Duru ve samimi bir çalışma. Alışılmış Mehtap ALTAN imgeleri pek yok. Bu da değerli yazarımızın kalemini her şekilde hizaya getirebileceğini gösteriyor bize. Sonuçta -bence- herkesin yapabileceği bir şey değil imgelerle dans etmek, yeri geldiğinde de duru yazabilmek.
Sözü edilen olaya gelince; hangi insan o görüntüleri görür de yüreği parçalanmaz ki? Hangi yürek sahibi o karanlık ellere lanet okumaz ki? Bir de yüzlerini gizliyorlar...Allah var, Allah! O gizliyi de biliyor beyler!

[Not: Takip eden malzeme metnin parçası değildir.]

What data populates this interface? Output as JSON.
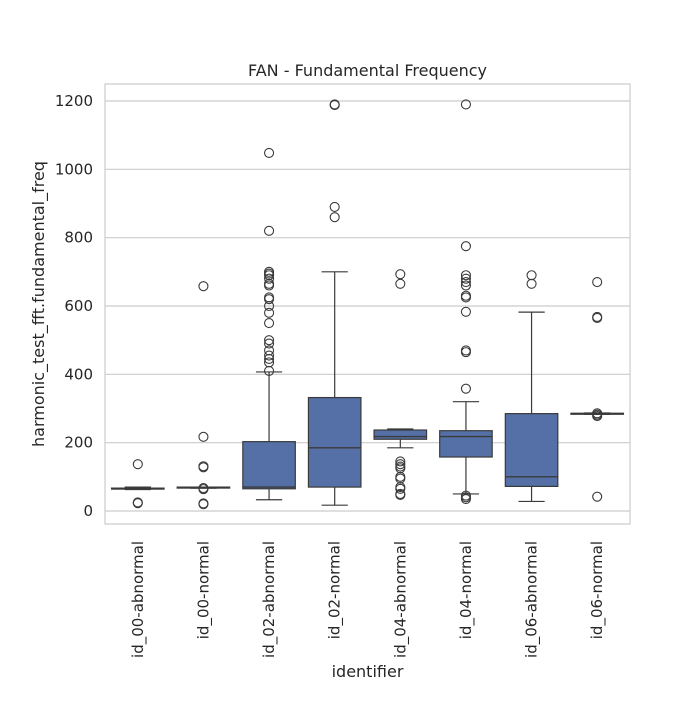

Böyle şeyleri görünce "Sallandıracaksın bir ikisini Taksimde..." veciz sözü geliyor insanın dilinin ucuna...Bunu yapanlar da çocukmuş...Çocuklara bakar mısınız askerlik çağları gelmiş...Devlet Anam, anladık anasın, her anne gibi çocukların bir türlü büyümez senin gözünde de...Ama benim çocuklarım Jandarma karakolunun önünden geçerken nöbetçi askere elindeki çikolatayı verecek kadar askerine düşkünken öbür çocuklar neden askeri polisi taşlıyor, bir düşün. Neden bayram yerini korku tüneline çevirmek istemiş o "çocuk" dedikleriniz ve çocukluklarına verip, salıverdikleriniz? Onlara tehlikeli oyuncaklarla oynamayı öğreten aileler de mi çocuk?
Her iki taraftan insanlar "kardeşiz" dedikçe, birileri "değiliz" diye bağırıyor. Hadi kardeş olmayalım, amca çocukları da mı olamıyoruz? İlle de komşu mu olmamız lazım?
Ne diyelim, kanunlarımız mı desek, insanlarımız mı desek, mutlaka geçmemiz gereken zorlu bir darboğazdan mı geçiyoruz desek, bilemedim...
Akıbetimiz hayrolsun inşallah! Ve çocuklar ağlamasın, hele ki ölmesin...Çocuklar öyle bir korku yaşamayı haketmiyor...Ne yöne kaçacaklarını bilemediler yavrularım...
Sevgili Mehtap, toplumsal bilinci uyanık tutmak adına kaleme almış olduğun yazıdan dolayı seni kutluyorum ve yine diyorum ki "seninle gurur duyuyorum."
Ayrıca anneler günün kutlu olsun.
Sevgiler.
Aynur Engindeniz tarafından 5/8/2011 2:19:16 AM zamanında düzenlenmiştir.